Bütçe açıkları nedeniyle faiz oranlarının artması, iç piyasada devlete borç verenlerin gelirlerinin yükselmesine ve ülkede gelir dağılımının daha da bozulmasına neden olmaktadır. Bankalar ve diğer sermaye kesimleri dışarıdan düşük faizle borçlanıp yüksek faizle borç vererek kamu kesiminden büyük gelirler elde etmektedir. Devletin borçlarını ödemede zorlandığı, halkın yüksek vergi oranlarına katlandığı bir durumda sermaye kesiminin gelirinin artması, gelir dağılımındaki adaletsizliği arttırmaktadır (Aksoy, 2010, s. 51).

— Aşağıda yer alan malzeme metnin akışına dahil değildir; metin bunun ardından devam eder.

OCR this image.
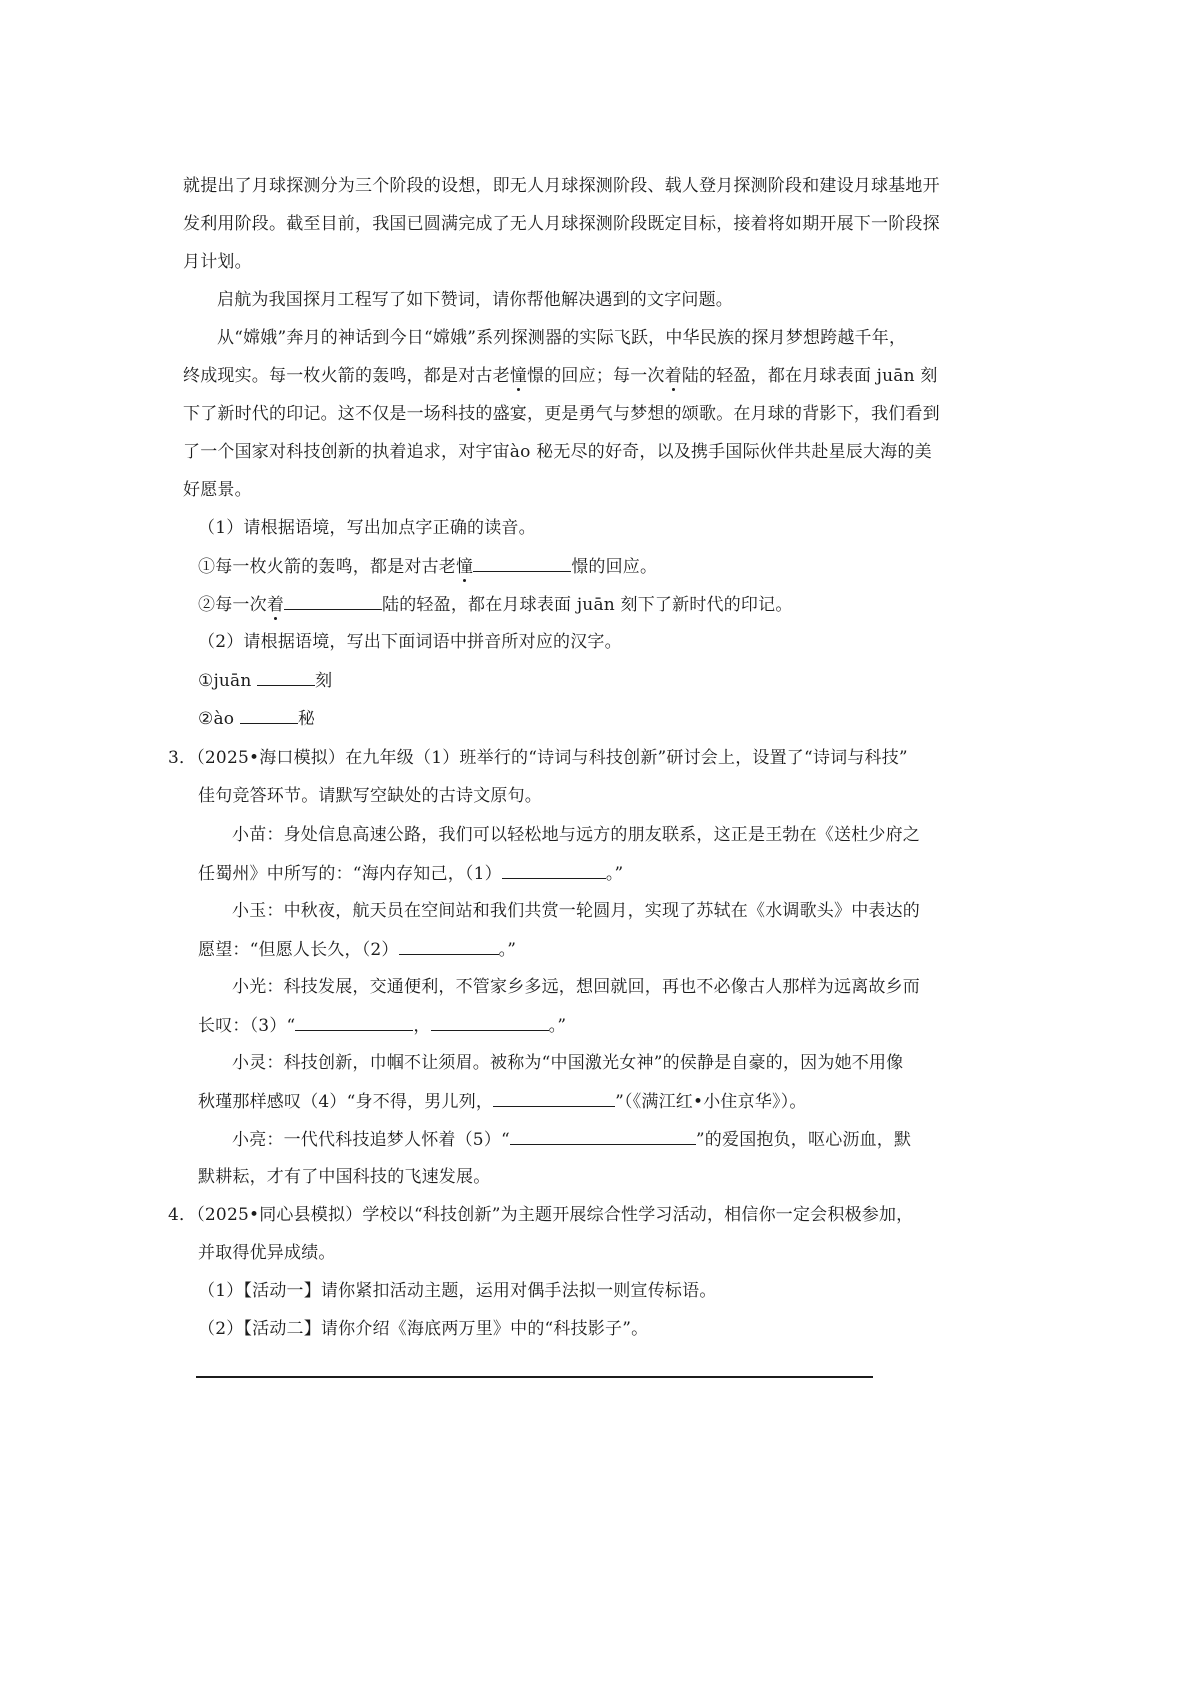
就提出了月球探测分为三个阶段的设想，即无人月球探测阶段、载人登月探测阶段和建设月球基地开
发利用阶段。截至目前，我国已圆满完成了无人月球探测阶段既定目标，接着将如期开展下一阶段探
月计划。
启航为我国探月工程写了如下赞词，请你帮他解决遇到的文字问题。
从“嫦娥”奔月的神话到今日“嫦娥”系列探测器的实际飞跃，中华民族的探月梦想跨越千年，
终成现实。每一枚火箭的轰鸣，都是对古老憧憬的回应；每一次着陆的轻盈，都在月球表面 juān 刻
下了新时代的印记。这不仅是一场科技的盛宴，更是勇气与梦想的颂歌。在月球的背影下，我们看到
了一个国家对科技创新的执着追求，对宇宙ào 秘无尽的好奇，以及携手国际伙伴共赴星辰大海的美
好愿景。
（1）请根据语境，写出加点字正确的读音。
①每一枚火箭的轰鸣，都是对古老憧	憬的回应。
②每一次着	陆的轻盈，都在月球表面 juān 刻下了新时代的印记。
（2）请根据语境，写出下面词语中拼音所对应的汉字。
①juān	刻
②ào	秘
3．（2025•海口模拟）在九年级（1）班举行的“诗词与科技创新”研讨会上，设置了“诗词与科技”
佳句竞答环节。请默写空缺处的古诗文原句。
小苗：身处信息高速公路，我们可以轻松地与远方的朋友联系，这正是王勃在《送杜少府之
任蜀州》中所写的：“海内存知己，（1）	。”
小玉：中秋夜，航天员在空间站和我们共赏一轮圆月，实现了苏轼在《水调歌头》中表达的
愿望：“但愿人长久，（2）	。”
小光：科技发展，交通便利，不管家乡多远，想回就回，再也不必像古人那样为远离故乡而
长叹：（3）“	，	。”
小灵：科技创新，巾帼不让须眉。被称为“中国激光女神”的侯静是自豪的，因为她不用像
秋瑾那样感叹（4）“身不得，男儿列，	”（《满江红•小住京华》）。
小亮：一代代科技追梦人怀着（5）“	”的爱国抱负，呕心沥血，默
默耕耘，才有了中国科技的飞速发展。
4．（2025•同心县模拟）学校以“科技创新”为主题开展综合性学习活动，相信你一定会积极参加，
并取得优异成绩。
（1）【活动一】请你紧扣活动主题，运用对偶手法拟一则宣传标语。
（2）【活动二】请你介绍《海底两万里》中的“科技影子”。
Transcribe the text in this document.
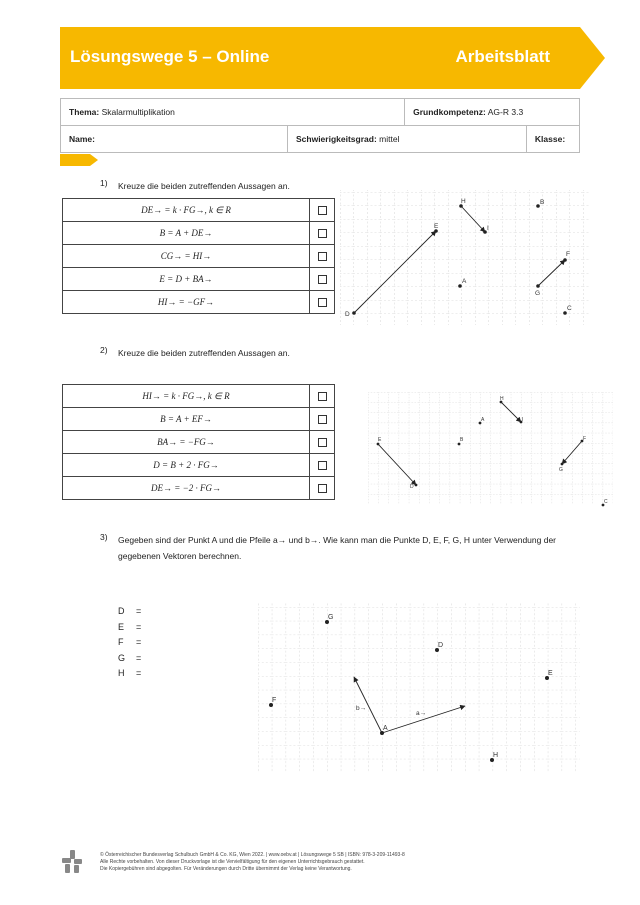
Lösungswege 5 – Online	Arbeitsblatt
Thema: Skalarmultiplikation		Grundkompetenz: AG-R 3.3	
Name:	Schwierigkeitsgrad: mittel		Klasse:
1) Kreuze die beiden zutreffenden Aussagen an.
DE→ = k · FG→, k ∈ R	
B = A + DE→	
CG→ = HI→	
E = D + BA→	
HI→ = −GF→	
H	B
E	I
F
A
G
D
C
2) Kreuze die beiden zutreffenden Aussagen an.
HI→ = k · FG→, k ∈ R	
B = A + EF→	
BA→ = −FG→	
D = B + 2 · FG→	
DE→ = −2 · FG→	
H
A	I
E	B	F
G
D
C
3) Gegeben sind der Punkt A und die Pfeile a→ und b→. Wie kann man die Punkte D, E, F, G, H unter Verwendung der gegebenen Vektoren berechnen.
D	=
E	=
F	=
G	=
H	=
G
D
E
F
b→
a→
A
H
© Österreichischer Bundesverlag Schulbuch GmbH & Co. KG, Wien 2022. | www.oebv.at | Lösungswege 5 SB | ISBN: 978-3-209-11493-8
Alle Rechte vorbehalten. Von dieser Druckvorlage ist die Vervielfältigung für den eigenen Unterrichtsgebrauch gestattet.
Die Kopiergebühren sind abgegolten. Für Veränderungen durch Dritte übernimmt der Verlag keine Verantwortung.
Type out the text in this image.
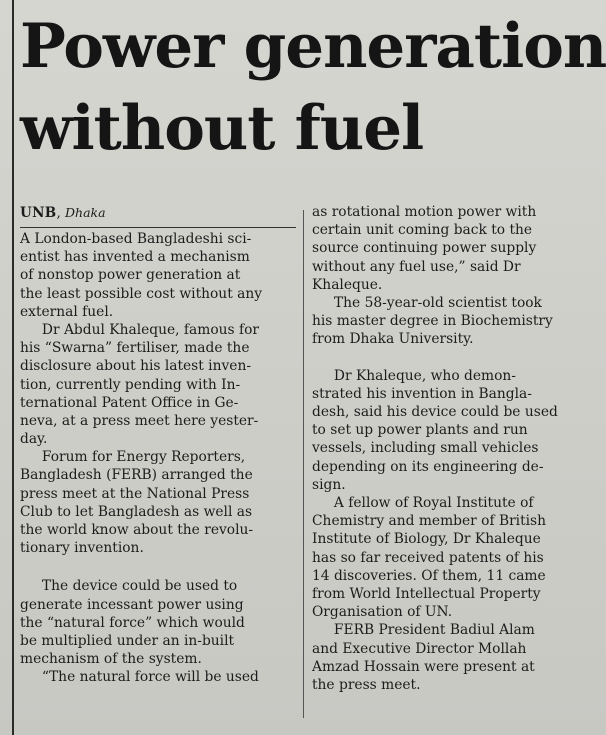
Power generation
without fuel

UNB, Dhaka

A London-based Bangladeshi sci-
entist has invented a mechanism
of nonstop power generation at
the least possible cost without any
external fuel.
Dr Abdul Khaleque, famous for
his “Swarna” fertiliser, made the
disclosure about his latest inven-
tion, currently pending with In-
ternational Patent Office in Ge-
neva, at a press meet here yester-
day.
Forum for Energy Reporters,
Bangladesh (FERB) arranged the
press meet at the National Press
Club to let Bangladesh as well as
the world know about the revolu-
tionary invention.
The device could be used to
generate incessant power using
the “natural force” which would
be multiplied under an in-built
mechanism of the system.
“The natural force will be used
as rotational motion power with
certain unit coming back to the
source continuing power supply
without any fuel use,” said Dr
Khaleque.
The 58-year-old scientist took
his master degree in Biochemistry
from Dhaka University.
Dr Khaleque, who demon-
strated his invention in Bangla-
desh, said his device could be used
to set up power plants and run
vessels, including small vehicles
depending on its engineering de-
sign.
A fellow of Royal Institute of
Chemistry and member of British
Institute of Biology, Dr Khaleque
has so far received patents of his
14 discoveries. Of them, 11 came
from World Intellectual Property
Organisation of UN.
FERB President Badiul Alam
and Executive Director Mollah
Amzad Hossain were present at
the press meet.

2.1.2.4.5 Bütçe Açıklarının Özel Tasarruflar ve Yatırımlar Üzerindeki Etkisi

Bütçe açıklarıyla ilgili klasik görüş, bu açıkların ulusal tasarrufları ve yatırımları azalttığı ve bir dış ticaret açığının oluşumuna neden olduğu yönündedir. Bunun yanı sıra bütçe açıkları, reel faiz oranlarının yükselmesine neden olarak iç yatırımları dışlar ve ekonomik büyümeye engel olur. Yabancı yatırımları çekici hale getiren iç faiz oranlarının ne kadar yüksek olduğu, dışlamanın miktarını etkilemektedir. Aşırı yükselen faiz oranları, ülke dışından sermaye akışına yol açarak ulusal parayı değerlendirmekte ve böylece net ihracatı dışlamaktadır (Şimşek, 2005, s.2).

24

2.1.2.4.6 Bütçe Açıklarının Ödemeler Dengesi Üzerindeki Etkisi Bütçe açıklarıyla dış ödemeler dengesi arasında doğrudan bir etkileşim olduğu kabul edilmektedir. Bütçe açıklarının finanse edilmesi için dış borçlanmaya başvurulması durumunda faiz oranları yükselmektedir. Yüksek faiz oranlarının önemli iki etkisi bulunmaktadır. Bunlar, özel yatırım harcamalarının azalması ile oluşan dışlama etkisi ve yabancılar için yurtiçi finansal yatırımların cazip hale gelmesidir. Bu durumda yurt içine yabancı fonların akışı hızlanarak yerli paraya olan talep artacaktır. Böylece yerli paranın değeri yükselecektir. Yerli paranın aşırı değerlenmesi ise üretim maliyetlerini diğer ülkelere göre artırdığı için ihracat azalırken ithalat artacaktır. Sonuç olarak, bütçe açıklarının artması, dış ticaret açıklarını da artırmaktadır (Barışık ve Kesikoğlu, 2006, s. 63).